Why we’re teaching the course

What inspired you guys to teach this course?

What were your motivations for co-teaching a course like this?
See Class 2.

To what extent can computer science be used to solve problems in economics, and vice versa? Are there any limitations to how we can solve these problems?
At some level, all problems in science are computing problems, and all practical problems are economic ones.

More concretely, there is a set of practical areas that have emerged in the past 10-15 years where Economics and Computer Science are are equal partners. For instance, the tasks of optimal routing (one of the “classical” questions in Computer Science) are now proved to be impossible to solve without invoking the idea of a Nash equilibrium. On the other hand, market design (which is a large area within Econimics) often reduces to a computational problem and solving it is often impossible without using the ideas from Computer Science such as compitational complexity.

Grading

How is our grade broken down?
The updated syllabus has a rough grade break down. But, we don’t grade by a simple forumla based on weighting each assignment. We’re looking for evidence to support the highest justifiable grade based on everything you’ve done in the class.

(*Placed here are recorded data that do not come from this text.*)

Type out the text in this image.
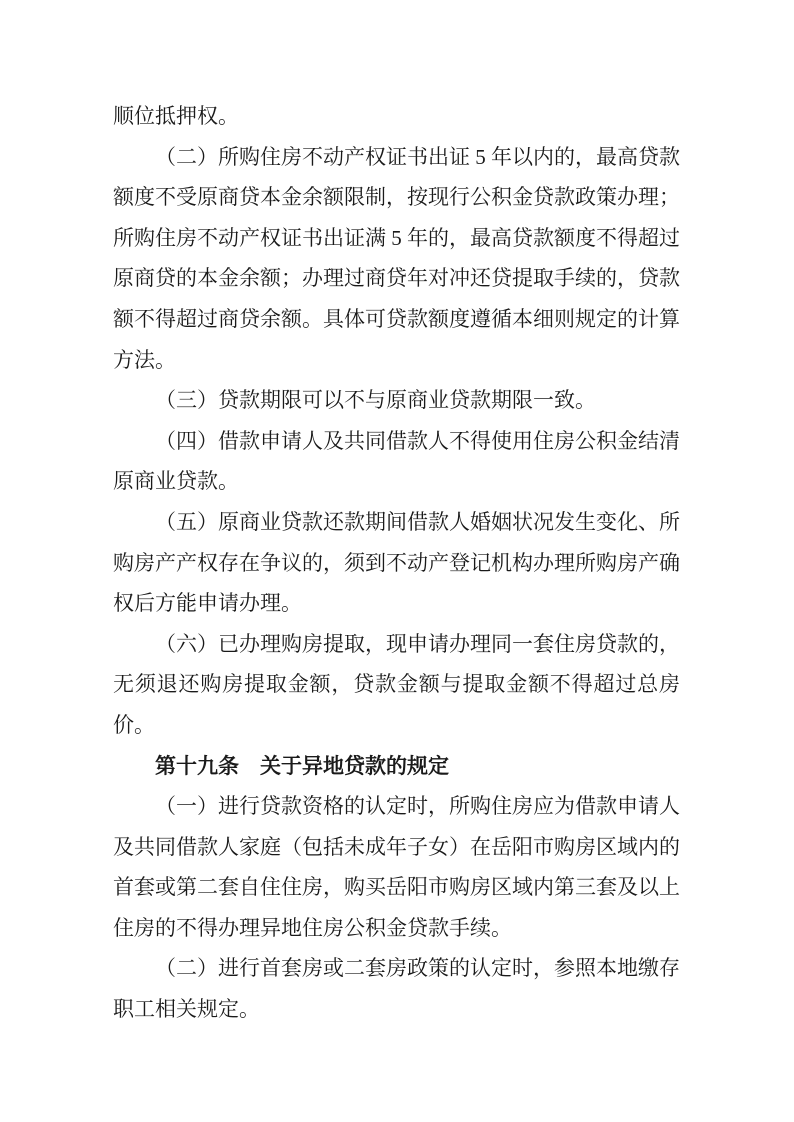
顺位抵押权。

（二）所购住房不动产权证书出证 5 年以内的，最高贷款额度不受原商贷本金余额限制，按现行公积金贷款政策办理；所购住房不动产权证书出证满 5 年的，最高贷款额度不得超过原商贷的本金余额；办理过商贷年对冲还贷提取手续的，贷款额不得超过商贷余额。具体可贷款额度遵循本细则规定的计算方法。

（三）贷款期限可以不与原商业贷款期限一致。

（四）借款申请人及共同借款人不得使用住房公积金结清原商业贷款。

（五）原商业贷款还款期间借款人婚姻状况发生变化、所购房产产权存在争议的，须到不动产登记机构办理所购房产确权后方能申请办理。

（六）已办理购房提取，现申请办理同一套住房贷款的，无须退还购房提取金额，贷款金额与提取金额不得超过总房价。

第十九条　关于异地贷款的规定

（一）进行贷款资格的认定时，所购住房应为借款申请人及共同借款人家庭（包括未成年子女）在岳阳市购房区域内的首套或第二套自住住房，购买岳阳市购房区域内第三套及以上住房的不得办理异地住房公积金贷款手续。

（二）进行首套房或二套房政策的认定时，参照本地缴存职工相关规定。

How will this class be structured? I’m intrigued by the idea of exploring a different structure compared to a typical class.
This is the first time teaching a class like this, so some things we’ll figure out as we go, and we definitely appreciate feedback and suggestions from students about how things are working or could work better. For the class meetings, we will mostly follow a fairly traditional (but hopefully engaging and enlightening!) lecture format, with both sections combined. If it seems useful to occasionally split into two groups, we might do that. For the projects, we will have students working in interdisciplinary teams, and hope that students will learn a lot from this experience and from working with teammates with different backgrounds to solve problems that require knowledge and skills in both Economics and Computing.

Honestly, I’m really worried about a final being worth 50% of the grade. Would love to know more about what that’s about and how that is going to work.
Sorry, this was a mistake in a preliminary version of the syllabus. We don’t actually plan to have any final exam in this class. (See the updated syllabus, which will be finalized before the first class, for more details.)

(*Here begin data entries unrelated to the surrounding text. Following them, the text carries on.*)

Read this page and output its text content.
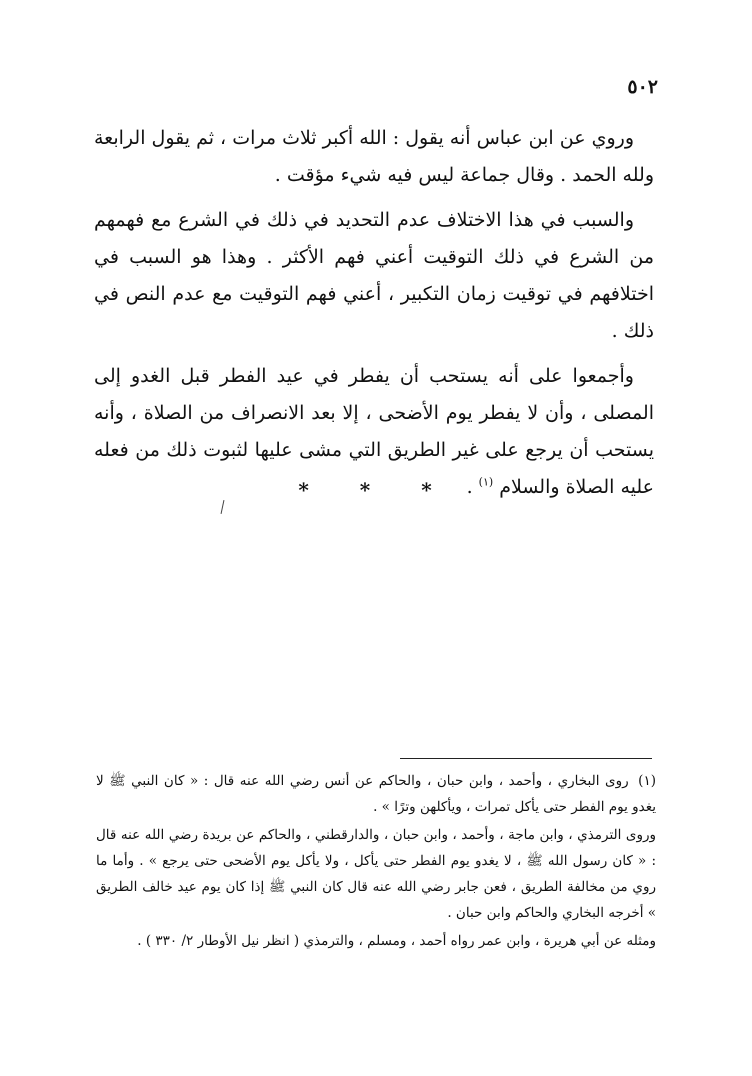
٥٠٢

وروي عن ابن عباس أنه يقول : الله أكبر ثلاث مرات ، ثم يقول الرابعة ولله الحمد . وقال جماعة ليس فيه شيء مؤقت .

والسبب في هذا الاختلاف عدم التحديد في ذلك في الشرع مع فهمهم من الشرع في ذلك التوقيت أعني فهم الأكثر . وهذا هو السبب في اختلافهم في توقيت زمان التكبير ، أعني فهم التوقيت مع عدم النص في ذلك .

وأجمعوا على أنه يستحب أن يفطر في عيد الفطر قبل الغدو إلى المصلى ، وأن لا يفطر يوم الأضحى ، إلا بعد الانصراف من الصلاة ، وأنه يستحب أن يرجع على غير الطريق التي مشى عليها لثبوت ذلك من فعله عليه الصلاة والسلام $^{(١)}$ .

* * *

(١) روى البخاري ، وأحمد ، وابن حبان ، والحاكم عن أنس رضي الله عنه قال : « كان النبي ﷺ لا يغدو يوم الفطر حتى يأكل تمرات ، ويأكلهن وترًا » .

وروى الترمذي ، وابن ماجة ، وأحمد ، وابن حبان ، والدارقطني ، والحاكم عن بريدة رضي الله عنه قال : « كان رسول الله ﷺ ، لا يغدو يوم الفطر حتى يأكل ، ولا يأكل يوم الأضحى حتى يرجع » . وأما ما روي من مخالفة الطريق ، فعن جابر رضي الله عنه قال كان النبي ﷺ إذا كان يوم عيد خالف الطريق » أخرجه البخاري والحاكم وابن حبان .

ومثله عن أبي هريرة ، وابن عمر رواه أحمد ، ومسلم ، والترمذي ( انظر نيل الأوطار ٢/ ٣٣٠ ) .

I’d like to gain experience with data analytics/practical business applications of programming – learning the hard skills. Will this class give me an opportunity to do that, or will I mostly focus on the Econ/theory side of things? I’m not sure if the CS content will be too high-level for me to grasp and just go over my head, especially because half of the class is majoring in CS. I’d appreciate your thoughts on this.
The course will have 5 assigned projects and 1 final project. All of them will be based on analyzing real datasets and we require using Python for this analysis. The course does not have CS prerequisites for the Economics students, so we are not expecting you to necessarily have any previous programming experience. The course will contain overview of the concepts from Economics and Computer Science that will be used. We also expect that interaction between Economics and Computer Science students will help mutual learning. The material will combine Economic theory with the concepts from Computer Science and use Econometric and Machine learning methods for bringing this theory to data.

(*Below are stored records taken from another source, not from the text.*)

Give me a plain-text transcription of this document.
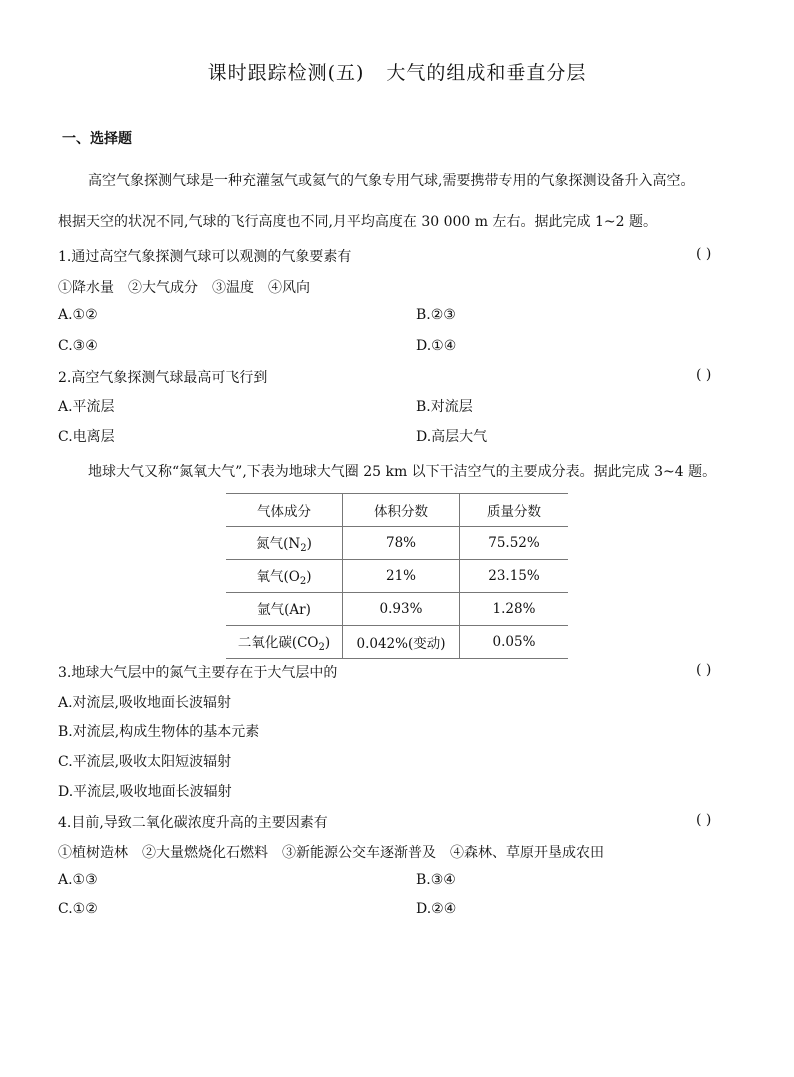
课时跟踪检测(五) 大气的组成和垂直分层
一、选择题
高空气象探测气球是一种充灌氢气或氦气的气象专用气球,需要携带专用的气象探测设备升入高空。
根据天空的状况不同,气球的飞行高度也不同,月平均高度在 30 000 m 左右。据此完成 1~2 题。
1.通过高空气象探测气球可以观测的气象要素有	( )
①降水量 ②大气成分 ③温度 ④风向
A.①②	B.②③
C.③④	D.①④
2.高空气象探测气球最高可飞行到	( )
A.平流层	B.对流层
C.电离层	D.高层大气
地球大气又称“氮氧大气”,下表为地球大气圈 25 km 以下干洁空气的主要成分表。据此完成 3~4 题。
气体成分	体积分数	质量分数
氮气$(N_2)$	78%	75.52%
氧气$(O_2)$	21%	23.15%
氩气(Ar)	0.93%	1.28%
二氧化碳$(CO_2)$	0.042%(变动)	0.05%
3.地球大气层中的氮气主要存在于大气层中的	( )
A.对流层,吸收地面长波辐射
B.对流层,构成生物体的基本元素
C.平流层,吸收太阳短波辐射
D.平流层,吸收地面长波辐射
4.目前,导致二氧化碳浓度升高的主要因素有	( )
①植树造林 ②大量燃烧化石燃料 ③新能源公交车逐渐普及 ④森林、草原开垦成农田
A.①③	B.③④
C.①②	D.②④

What does it take to do well in this course?
Being able to tackle open-ended problems and work creatively to find good solutions, working well in a team, being able to express yourself well in writing (and in code or mathematics), and being open to learning new things and going beyond what is provided. Active participation in the class as well as contributing well to successful projects will be a sufficient condition for getting an A in the class.